1) A ball is hit at an angle of 36 degrees to the horizontal from 14 feet above the ground. If it hits the ground 26 feet away (in horizontal distance), what was the initial velocity? Assume there is no air resistance.
i have posted the same question earlier and i got some steps to the answer .i am very thankful to you .Butwith that I am not able to reach the correct numericl answer which is 22.415 ft./sec
To find the initial velocity of the ball, we can break down the problem into horizontal and vertical components.
Let's start by analyzing the vertical motion of the ball. The initial vertical position is 14 feet above the ground, and the final vertical position is on the ground. The acceleration due to gravity, which acts vertically downward, is 32.2 ft/s^2 (approximately).

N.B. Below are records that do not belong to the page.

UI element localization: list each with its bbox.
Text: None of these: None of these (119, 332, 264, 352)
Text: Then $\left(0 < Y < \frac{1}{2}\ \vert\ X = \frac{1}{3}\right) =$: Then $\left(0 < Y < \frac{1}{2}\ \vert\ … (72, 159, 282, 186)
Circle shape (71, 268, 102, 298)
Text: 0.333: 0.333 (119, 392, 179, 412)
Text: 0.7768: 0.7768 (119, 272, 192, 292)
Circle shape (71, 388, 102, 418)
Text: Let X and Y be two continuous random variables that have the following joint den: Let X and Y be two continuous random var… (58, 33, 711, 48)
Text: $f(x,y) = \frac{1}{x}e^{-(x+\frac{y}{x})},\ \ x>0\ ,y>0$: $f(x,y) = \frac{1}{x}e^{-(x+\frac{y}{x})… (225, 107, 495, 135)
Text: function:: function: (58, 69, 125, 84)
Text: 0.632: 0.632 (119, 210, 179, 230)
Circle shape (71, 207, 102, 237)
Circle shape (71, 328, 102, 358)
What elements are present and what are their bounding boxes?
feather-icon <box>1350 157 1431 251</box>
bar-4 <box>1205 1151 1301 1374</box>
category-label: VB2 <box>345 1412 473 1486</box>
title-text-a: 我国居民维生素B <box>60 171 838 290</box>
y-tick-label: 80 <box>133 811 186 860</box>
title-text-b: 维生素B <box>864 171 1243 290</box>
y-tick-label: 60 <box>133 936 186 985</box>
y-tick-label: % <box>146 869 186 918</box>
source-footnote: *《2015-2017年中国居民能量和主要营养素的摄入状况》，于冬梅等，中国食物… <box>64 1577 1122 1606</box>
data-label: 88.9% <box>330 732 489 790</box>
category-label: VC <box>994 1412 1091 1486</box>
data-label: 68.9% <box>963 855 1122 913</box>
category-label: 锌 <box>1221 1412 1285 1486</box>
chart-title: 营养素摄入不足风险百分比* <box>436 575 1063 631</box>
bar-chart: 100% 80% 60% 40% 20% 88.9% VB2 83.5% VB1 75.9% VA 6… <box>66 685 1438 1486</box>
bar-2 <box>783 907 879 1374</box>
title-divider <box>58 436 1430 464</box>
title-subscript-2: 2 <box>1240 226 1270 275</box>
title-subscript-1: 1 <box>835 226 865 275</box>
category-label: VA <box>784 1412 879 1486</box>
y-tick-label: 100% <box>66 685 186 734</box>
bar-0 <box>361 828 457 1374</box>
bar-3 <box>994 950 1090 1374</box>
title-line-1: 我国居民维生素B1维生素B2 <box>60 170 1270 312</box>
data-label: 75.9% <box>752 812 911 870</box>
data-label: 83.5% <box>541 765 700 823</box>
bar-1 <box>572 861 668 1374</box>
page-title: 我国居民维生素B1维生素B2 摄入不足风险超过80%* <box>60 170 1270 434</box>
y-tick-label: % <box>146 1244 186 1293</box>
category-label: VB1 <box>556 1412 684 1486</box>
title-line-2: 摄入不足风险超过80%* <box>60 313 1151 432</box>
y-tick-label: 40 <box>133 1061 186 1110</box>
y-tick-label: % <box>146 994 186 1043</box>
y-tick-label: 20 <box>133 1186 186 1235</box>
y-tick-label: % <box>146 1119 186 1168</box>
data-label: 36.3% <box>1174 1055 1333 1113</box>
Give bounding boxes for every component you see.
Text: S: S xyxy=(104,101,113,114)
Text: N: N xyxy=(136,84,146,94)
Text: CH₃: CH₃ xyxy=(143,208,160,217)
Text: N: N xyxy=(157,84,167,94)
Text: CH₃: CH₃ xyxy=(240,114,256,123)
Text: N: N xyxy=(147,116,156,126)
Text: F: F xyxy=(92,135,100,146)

We can use the following kinematic equation to relate the initial vertical velocity, time of flight, and vertical displacement:
h = (v0y * t) - (0.5 * g * t^2),
where:
h is the vertical displacement (14 feet),
v0y is the initial vertical velocity,
t is the time of flight, and
g is the acceleration due to gravity (32.2 ft/s^2).
Rearranging the equation, we get:
v0y = (h + 0.5 * g * t^2) / t.
Now, let's move on to the horizontal motion of the ball. We are given that the horizontal distance traveled is 26 feet, and the angle of projection is 36 degrees with respect to the horizontal.
Using the equation for horizontal displacement, we can relate the initial horizontal velocity, time of flight, and horizontal displacement:
d = v0x * t,
where:
d is the horizontal displacement (26 feet), and
v0x is the initial horizontal velocity.
Since the horizontal velocity remains constant throughout the motion (no horizontal acceleration), we can find v0x as follows:
v0x = d / t.
To find the time of flight (t), we can use the following equation derived from the vertical motion:
t = sqrt((2 * h) / g).
Now, substituting the above values into the equations, we can find the initial vertical and horizontal velocities separately.
1. Calculate the time of flight (t):
t = sqrt((2 * 14) / 32.2) = 0.847 seconds (approximately).
2. Calculate the initial vertical velocity (v0y):
v0y = (14 + 0.5 * 32.2 * (0.847^2)) / 0.847 = 17.825 ft/s (approximately).
3. Calculate the initial horizontal velocity (v0x):
v0x = 26 / 0.847 = 30.679 ft/s (approximately).
To find the magnitude of the initial velocity, we can use the Pythagorean theorem:
v0 = sqrt(v0x^2 + v0y^2) = sqrt((30.679^2) + (17.825^2)) = 34.365 ft/s (approximately).
Hence, the initial velocity of the ball is approximately 34.365 ft/s.